There is an energetic and vital debate going on in the rest of the UK concerning the future delivery and requirements for local news coverage on TV and elsewhere.
The long-awaited Digital Britain report, released earlier this year, is aimed at preparing the UK for the digital age that will be ushered in via analogue switch-off.
Included in the report's proposals were measures to fund the digital take-up by consumers from the licence fee.
However, it also said that a 'small part' of the licence fee digital switchover surplus could fund three regional news pilots in Scotland, Wales and England. Alarmingly, Northern Ireland was excluded.
This has come about through ITV (not UTV) saying that is pulling out of regional news coverage because it can no longer afford to fund it, but that it would provide air time for other media organisations to supply news programming.
These other media organisations - independently funded news consortium or IFNC for short - can collaborate as various consortia and demonstrate what can be done via the proposed pilots.
UTV are not following the ITV policy and, in fact, provide one of the most-watched regional news services in the UK.
They also are not opposed to a pilot and are confident of what they provide succeeding in any competition.
In Scotland, STV actively volunteered to explore collaborating with other news providers, such as local newspapers, to find an alternative model to ensure local news coverage continued. And here in Northern Ireland, in Fermanagh, we also have an interesting, imitative underway with Fermanagh TV meeting the need for local information.
Given that local news is so important in our communities, it is vital that Northern Ireland has the opportunity also to debate local news coverage and to examine the options we might have going forward.

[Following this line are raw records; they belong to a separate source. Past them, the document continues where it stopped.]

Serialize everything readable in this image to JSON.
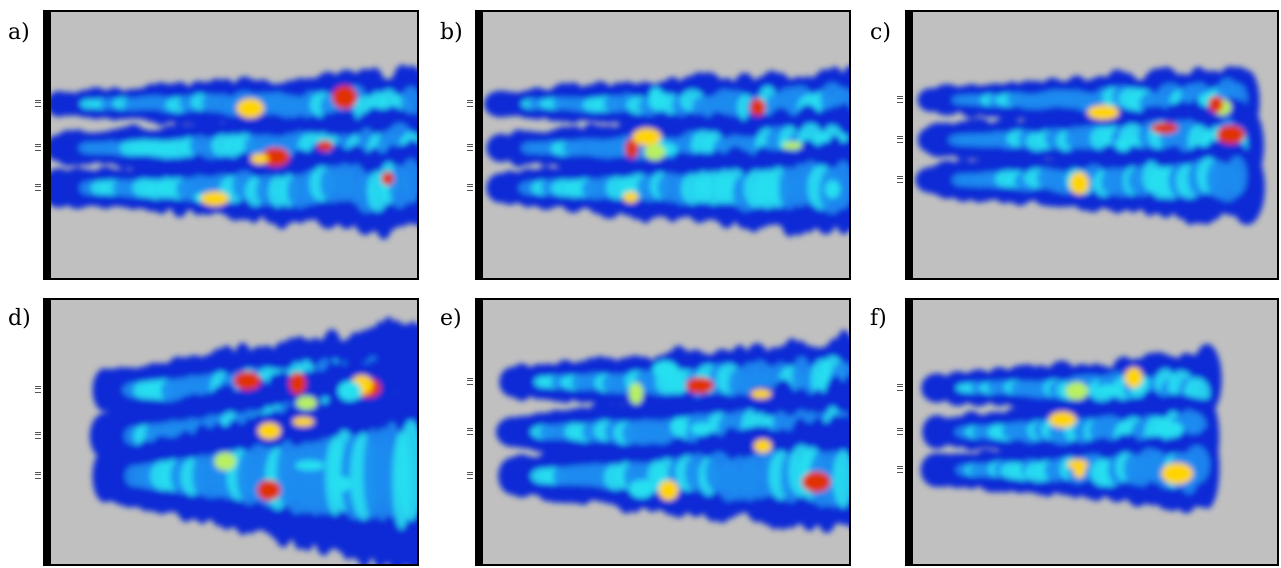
{
  "panels": [
    {
      "id": "a",
      "label": "a)"
    },
    {
      "id": "b",
      "label": "b)"
    },
    {
      "id": "c",
      "label": "c)"
    },
    {
      "id": "d",
      "label": "d)"
    },
    {
      "id": "e",
      "label": "e)"
    },
    {
      "id": "f",
      "label": "f)"
    }
  ],
  "colors": {
    "background": "#c0c0c0",
    "low": "#0a2bd6",
    "mid_low": "#1f8cf0",
    "mid": "#28e0f0",
    "mid_high": "#b8f060",
    "high": "#ffd400",
    "peak": "#e03000"
  }
}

We must not be excluded because local news coverage is too important. It helps inform people of local issues that will affect their lives. It stimulates consumer involvement in society and it is a major contributor to a well-functioning local democracy. It also gives people a say in what is happening on their doorstep.
We do have options to debate and we need to know what people want to see and hear.
Digital Britain is committed to ensuring the survival of local coverage in a digital age and to plurality of source, but this debate needs to be about quality and content - not just source.
Many journalists and commentators take the view that our local coverage could be a lot stronger and also that during the Troubles the stories were obvious and that some complacency has got into the system; also, as local administration and councils are reformed, that there is a vital role for more accountability and investigation.
Another factor is, of course, the merging roles of our various media channels in this digital age.
Publishers need to be utilising as many channels as possible to disseminate and share their news information and to as many audiences as possible.
Rupert Murdoch correctly pointed out that the value of what newspapers and newsrooms own is the actual news and information, not the method of distribution. If media owners can successfully collaborate, then news-gathering can cease to be provided on a media-specific basis. This will be good for the survival of all and also for the maintenance of quality and professionalism.
There are also strong views that the underpinning and support for local news coverage should not be the sole focus and that the support delivered should embrace other forms of programming and also stimulate local supply to the network. That is certainly the view of Northern Ireland Screen and it is a powerful argument.
Support and calls for a local Northern Ireland pilot is growing. Nelson McCausland has called for a local Northern Ireland pilot and has written to Secretary of State Ben Bradshaw requesting such, and that the pilot should be broadened to include further current affairs material and not just regional news. This support is all very encouraging.
There is mounting evidence of strong interest and alternative visions for our local news coverage and how it can not only survive, but also thrive.
Last month the Belfast Telegraph announced its vision for a multi-platform, decentralised approach for Northern Ireland in association with Bob Geldof and production house Ten Alps as well as local company Below the Radar.
ITN has strong views. Trade unions and employees will have views also, as of course will the BBC. All of these voices need to be heard and the opportunity for a pilot and strong debate in Northern Ireland should not be denied.